Ford is a town in Taylor County, Wisconsin, United States. The population was 276 at the 2000 census. The unincorporated community of Polley is located in the town.

Geography
According to the United States Census Bureau, the town has a total area of 35.1 square miles (90.8 km2), of which, 32.8 square miles (84.8 km2) of it is land and 2.3 square miles (6.0 km2) of it (6.59%) is water.

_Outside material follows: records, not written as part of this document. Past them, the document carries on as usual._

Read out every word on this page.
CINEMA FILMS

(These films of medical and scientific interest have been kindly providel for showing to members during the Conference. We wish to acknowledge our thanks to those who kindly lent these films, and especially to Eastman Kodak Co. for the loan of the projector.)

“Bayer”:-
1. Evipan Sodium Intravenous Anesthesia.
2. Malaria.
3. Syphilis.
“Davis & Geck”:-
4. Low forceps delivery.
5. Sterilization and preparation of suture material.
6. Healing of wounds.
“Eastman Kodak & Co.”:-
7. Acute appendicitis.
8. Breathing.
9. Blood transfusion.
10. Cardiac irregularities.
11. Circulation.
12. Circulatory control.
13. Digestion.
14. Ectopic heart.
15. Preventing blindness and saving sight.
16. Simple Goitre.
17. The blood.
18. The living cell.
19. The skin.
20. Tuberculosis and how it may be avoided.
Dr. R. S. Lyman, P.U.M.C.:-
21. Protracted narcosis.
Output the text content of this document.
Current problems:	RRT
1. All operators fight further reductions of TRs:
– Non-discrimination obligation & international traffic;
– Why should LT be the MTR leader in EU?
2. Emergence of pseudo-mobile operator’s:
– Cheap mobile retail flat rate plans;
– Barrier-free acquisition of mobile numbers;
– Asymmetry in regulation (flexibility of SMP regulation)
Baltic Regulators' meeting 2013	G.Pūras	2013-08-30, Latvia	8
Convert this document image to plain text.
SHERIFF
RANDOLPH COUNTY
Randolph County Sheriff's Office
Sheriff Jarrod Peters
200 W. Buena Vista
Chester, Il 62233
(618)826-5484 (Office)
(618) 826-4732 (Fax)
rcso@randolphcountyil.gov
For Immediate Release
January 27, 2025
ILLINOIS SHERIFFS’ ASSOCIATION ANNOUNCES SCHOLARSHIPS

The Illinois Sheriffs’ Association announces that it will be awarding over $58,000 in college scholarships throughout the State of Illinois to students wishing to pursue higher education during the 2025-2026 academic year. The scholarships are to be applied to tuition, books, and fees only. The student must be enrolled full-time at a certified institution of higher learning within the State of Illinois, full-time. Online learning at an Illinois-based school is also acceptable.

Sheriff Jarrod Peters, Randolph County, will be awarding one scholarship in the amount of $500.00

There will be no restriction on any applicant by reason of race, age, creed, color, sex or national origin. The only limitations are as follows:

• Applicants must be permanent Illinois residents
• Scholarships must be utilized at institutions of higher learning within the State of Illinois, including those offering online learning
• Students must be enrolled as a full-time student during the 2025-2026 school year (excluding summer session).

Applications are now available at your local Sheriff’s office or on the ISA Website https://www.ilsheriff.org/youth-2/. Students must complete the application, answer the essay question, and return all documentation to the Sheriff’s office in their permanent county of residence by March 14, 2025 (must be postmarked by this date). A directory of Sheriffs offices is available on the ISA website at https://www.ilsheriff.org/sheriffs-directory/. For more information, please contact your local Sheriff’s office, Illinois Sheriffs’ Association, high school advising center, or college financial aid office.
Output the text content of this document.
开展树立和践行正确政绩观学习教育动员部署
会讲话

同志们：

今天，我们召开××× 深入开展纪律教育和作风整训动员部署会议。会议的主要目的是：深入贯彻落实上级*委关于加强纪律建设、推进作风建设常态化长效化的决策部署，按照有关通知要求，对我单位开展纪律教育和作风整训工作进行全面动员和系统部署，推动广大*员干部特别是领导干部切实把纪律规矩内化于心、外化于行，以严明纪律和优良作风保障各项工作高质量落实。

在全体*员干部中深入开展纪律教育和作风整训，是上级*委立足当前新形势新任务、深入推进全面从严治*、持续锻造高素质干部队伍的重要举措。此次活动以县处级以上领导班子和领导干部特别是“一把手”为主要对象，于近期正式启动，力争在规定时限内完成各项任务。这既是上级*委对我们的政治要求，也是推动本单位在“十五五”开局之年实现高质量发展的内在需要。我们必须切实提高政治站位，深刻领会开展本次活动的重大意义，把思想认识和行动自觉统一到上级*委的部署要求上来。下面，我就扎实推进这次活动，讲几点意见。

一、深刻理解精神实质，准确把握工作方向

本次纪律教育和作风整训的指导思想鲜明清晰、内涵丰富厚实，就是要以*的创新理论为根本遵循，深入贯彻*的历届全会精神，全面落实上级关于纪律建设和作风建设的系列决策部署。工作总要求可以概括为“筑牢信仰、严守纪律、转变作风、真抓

Most of the water area is Chequamegon Waters, also known as Miller Dam, a man-made lake in the northeast corner of the town.

History
In mid-summer of 1847 a crew working for the U.S. government surveyed a six-mile square which approximates the current boundaries of Ford. Then in October 1854 another crew marked all the section corners in the township, walking through the woods and swamps, measuring with chain and compass.  When done, the deputy surveyor filed this general description:
This Township contains numerous swamps some of which are of considerable extent they are all unfit for cultivation. The surface is Generally level the low Hemlock lands the soil is 3d rate the uplands 2d. The whole of the Township is covered with Timber and is chiefly composed of Hemlock and Y Birch.  The River Enters the Township Near the NW corner of section 1 and flows in a south westerly course with a swift current and has a good motive power for mills. There is no improvements on this Township. The Hemlock and Swamps Except Alder area covered with moss(?).

In 1933 much of the cut-over east half of Ford was designated part of the Chequamegon National Forest

Demographics
As of the census of 2000, there were 276 people, 96 households, and 81 families residing in the town. The population density was 8.4 people per square mile (3.3/km2). There were 103 housing units at an average density of 3.1 per square mile (1.2/km2). The racial makeup of the town was 99.64% White and 0.36% from other races. Hispanic or Latino of any race were 0.36% of the population.

There were 96 households, out of which 39.6% had children under the age of 18 living with them, 64.6% were married couples living together, 13.5% had a female householder with no husband present, and 14.6% were non-families. 12.5% of all households were made up of individuals, and 7.3% had someone living alone who was 65 years of age or older. The average household size was 2.88 and the average family size was 3.09.

In the town, the population was spread out, with 26.8% under the age of 18, 7.6% from 18 to 24, 29.0% from 25 to 44, 24.3% from 45 to 64, and 12.3% who were 65 years of age or older. The median age was 37 years. For every 100 females, there were 112.3 males. For every 100 females age 18 and over, there were 110.4 males.

The median income for a household in the town was $37,813, and the median income for a family was $38,750. Males had a median income of $26,042 versus $21,042 for females. The per capita income for the town was $15,624. About 14.1% of families and 19.5% of the population were below the poverty line, including 18.1% of those under the age of eighteen and 30.4% of those 65 or over.